Soy siniestro, pero no por parte de madre ni de padre, sino por parte de una cuestión cerebral cuyo origen y contenido se me escapa. Sólo de pensar en el término, como su propio nombre indica, me echo a temblar de miedo: ser siniestro tiene sus connotaciones, y ninguna es positiva. Nunca (nunca) he hecho una cosa «a derechas», desde el día en el que me dio por arrebatar a mi madre la cuchara para tomarme la papilla con gesto autosuficiente. Luego llegarían las construcciones, los juguetes y las patadas al balón. Y luego mi primera frustración: en el cole, mientras dejaban a los más espabilados coger el bolígrafo, un servidor tenía que ser fiel servidor de un lapicero (desde aquel lejano y triste episodio digno de glosa en mi biografía, he odiado los lapiceros y utlizo los portaminas siempre que puedo). Eso de tener un defecto de serie te marca el devenir del resto de los días. Que si coges unas tijeras y te haces un daño que te mueres, que si siempre te ofrecen las cosas en el lado contrario, que si coges un destornillador y te las ves y te las deseas para hacer un gesto raro que deje bien prieto un tornillo… Una lata (abierta con todo el esfuerzo de tu mano derecha, a la que tienes que recurrir más de lo que tu trastorno cerebral te lo permite). Tampoco he sido nunca tan extravagante como para usar los artículos para zurdos. Lo que hacemos la mayor parte de los siniestros del mundo es jodernos y aguantarnos… aunque no con buena cara. Tampoco con paciencia. Contemplamos entre fastidiados y envidiosos a todos aquellos que han sabido colocarse a la derecha del Padre mientras a nosotros nos da toda la impresión de haber sido timados por los genes y por el destino. Sabemos que el mundo no es para nosotros, aunque algunos han conseguido escapar del estigma social de no poder escribir con pluma a no ser que pongamos maneras ridículas o escribamos en árabe (o dibujemos un cómic manga). Tuvimos la incomprensión anidada en nuestra mano izquierda desde la infancia; nos hemos sentido bichos raros desde que tenemos uso de razón; los menos afortunados –no es mi caso– sufrieron un bongage cultural estigmatizador y poco estimulante.
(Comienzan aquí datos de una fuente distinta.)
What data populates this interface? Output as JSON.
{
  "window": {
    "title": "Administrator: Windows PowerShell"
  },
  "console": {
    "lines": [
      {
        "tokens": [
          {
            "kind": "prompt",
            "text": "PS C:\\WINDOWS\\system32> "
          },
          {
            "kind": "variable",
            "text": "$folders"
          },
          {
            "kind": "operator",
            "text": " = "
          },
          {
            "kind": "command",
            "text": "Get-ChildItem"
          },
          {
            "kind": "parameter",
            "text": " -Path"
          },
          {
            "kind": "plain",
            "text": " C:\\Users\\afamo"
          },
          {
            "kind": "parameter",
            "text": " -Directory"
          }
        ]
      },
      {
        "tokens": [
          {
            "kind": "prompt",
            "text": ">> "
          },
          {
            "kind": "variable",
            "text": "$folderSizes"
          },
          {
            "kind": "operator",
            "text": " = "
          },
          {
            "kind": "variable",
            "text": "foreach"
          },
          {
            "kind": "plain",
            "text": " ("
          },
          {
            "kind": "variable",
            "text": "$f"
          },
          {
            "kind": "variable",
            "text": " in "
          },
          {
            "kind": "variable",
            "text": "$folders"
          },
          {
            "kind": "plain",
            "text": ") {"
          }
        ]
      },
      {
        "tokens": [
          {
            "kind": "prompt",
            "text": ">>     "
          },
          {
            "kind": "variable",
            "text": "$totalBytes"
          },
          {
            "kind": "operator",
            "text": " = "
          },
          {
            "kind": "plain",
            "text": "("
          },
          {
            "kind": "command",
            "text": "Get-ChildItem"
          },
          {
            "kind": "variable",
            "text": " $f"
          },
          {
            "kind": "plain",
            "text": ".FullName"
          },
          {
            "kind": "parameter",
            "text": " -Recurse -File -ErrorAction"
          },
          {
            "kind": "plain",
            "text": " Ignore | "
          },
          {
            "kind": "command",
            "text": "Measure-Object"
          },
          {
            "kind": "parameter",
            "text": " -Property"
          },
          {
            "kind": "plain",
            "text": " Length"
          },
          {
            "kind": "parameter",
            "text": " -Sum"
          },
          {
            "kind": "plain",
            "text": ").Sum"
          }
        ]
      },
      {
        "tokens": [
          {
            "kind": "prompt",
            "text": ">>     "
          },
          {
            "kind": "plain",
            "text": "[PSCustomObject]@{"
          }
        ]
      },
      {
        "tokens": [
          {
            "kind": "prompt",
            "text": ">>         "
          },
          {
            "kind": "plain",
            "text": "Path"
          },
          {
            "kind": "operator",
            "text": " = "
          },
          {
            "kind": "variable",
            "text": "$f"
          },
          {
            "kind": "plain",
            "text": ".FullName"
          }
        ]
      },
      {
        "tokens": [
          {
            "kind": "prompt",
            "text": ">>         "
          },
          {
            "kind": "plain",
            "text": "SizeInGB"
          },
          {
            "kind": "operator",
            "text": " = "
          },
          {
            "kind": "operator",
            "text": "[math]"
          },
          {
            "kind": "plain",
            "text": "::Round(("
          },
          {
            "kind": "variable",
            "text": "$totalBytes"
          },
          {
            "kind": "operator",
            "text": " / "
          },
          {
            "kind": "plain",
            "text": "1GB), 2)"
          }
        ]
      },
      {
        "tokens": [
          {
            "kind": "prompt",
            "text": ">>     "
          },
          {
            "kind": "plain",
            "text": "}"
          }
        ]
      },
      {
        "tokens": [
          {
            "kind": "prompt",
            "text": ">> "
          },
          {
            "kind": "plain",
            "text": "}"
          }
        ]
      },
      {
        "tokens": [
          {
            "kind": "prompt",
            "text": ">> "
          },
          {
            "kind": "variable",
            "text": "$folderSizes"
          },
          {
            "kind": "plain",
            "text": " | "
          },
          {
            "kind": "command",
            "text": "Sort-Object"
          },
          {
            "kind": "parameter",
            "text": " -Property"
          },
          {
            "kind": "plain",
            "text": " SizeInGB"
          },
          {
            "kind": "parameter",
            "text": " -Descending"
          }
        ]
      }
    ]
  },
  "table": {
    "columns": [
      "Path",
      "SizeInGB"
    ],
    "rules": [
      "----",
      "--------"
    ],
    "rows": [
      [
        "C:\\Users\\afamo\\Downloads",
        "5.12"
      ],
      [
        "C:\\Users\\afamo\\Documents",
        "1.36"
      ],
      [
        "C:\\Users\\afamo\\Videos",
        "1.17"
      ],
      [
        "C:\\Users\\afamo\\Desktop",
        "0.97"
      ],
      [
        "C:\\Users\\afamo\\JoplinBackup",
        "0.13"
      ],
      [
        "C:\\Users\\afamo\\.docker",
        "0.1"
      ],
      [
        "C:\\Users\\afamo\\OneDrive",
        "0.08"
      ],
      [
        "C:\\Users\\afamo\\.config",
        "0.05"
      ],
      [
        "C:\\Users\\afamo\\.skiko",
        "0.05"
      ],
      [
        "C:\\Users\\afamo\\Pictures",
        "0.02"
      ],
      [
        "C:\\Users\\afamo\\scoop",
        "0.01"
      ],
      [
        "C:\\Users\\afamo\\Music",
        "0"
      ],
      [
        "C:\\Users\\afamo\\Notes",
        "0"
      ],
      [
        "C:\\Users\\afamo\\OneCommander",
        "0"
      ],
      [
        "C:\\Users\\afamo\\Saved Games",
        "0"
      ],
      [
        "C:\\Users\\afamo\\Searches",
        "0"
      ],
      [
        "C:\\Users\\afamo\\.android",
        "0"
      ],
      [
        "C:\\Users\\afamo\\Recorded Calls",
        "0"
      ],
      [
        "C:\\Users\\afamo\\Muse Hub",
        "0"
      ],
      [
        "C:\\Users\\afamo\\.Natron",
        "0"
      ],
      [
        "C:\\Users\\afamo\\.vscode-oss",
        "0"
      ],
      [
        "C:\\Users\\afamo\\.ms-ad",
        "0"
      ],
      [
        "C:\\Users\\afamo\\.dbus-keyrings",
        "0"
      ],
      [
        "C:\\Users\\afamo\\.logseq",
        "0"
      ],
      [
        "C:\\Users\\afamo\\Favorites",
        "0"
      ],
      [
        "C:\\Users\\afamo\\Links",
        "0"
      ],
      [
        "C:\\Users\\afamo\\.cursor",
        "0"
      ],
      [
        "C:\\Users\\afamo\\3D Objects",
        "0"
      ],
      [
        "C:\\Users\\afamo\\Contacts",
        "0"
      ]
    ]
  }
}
Ahora, eso sí: jugamos al frontón que te cagas.
Dicen que viven menos…
He conocido a unos cuantos zurdos y zurdas, los suficientes para comprobar que no son hijos del demonio, como propugnaba algún inquisidor. Gente más o menos normal, como todo "quisque". Antiguamente los profesores obligaban incluso con palizas a los niños zurdos a escribir con la derecha, abocando a muchos de ellos al fracaso escolar. Hoy en día Rafa Nadal, que no es zurdo, juega con la izquierda porque saca así más provecho a su juego. Y un buen lateral zurdo vale muchos millones de euros en el mercado del balompié. Eso sí, lo de las tijeras y las latas de conservas es una putada que no veas.
Que sepas, para tu consuelo, que Millás disfruta haciendo a algunos de sus personajes asistir a cursillos obligatorios y acelerados de "siniestrismo", para que puedan gozar de otro punto de vista y percatarse de la existencia de la "otra realidad".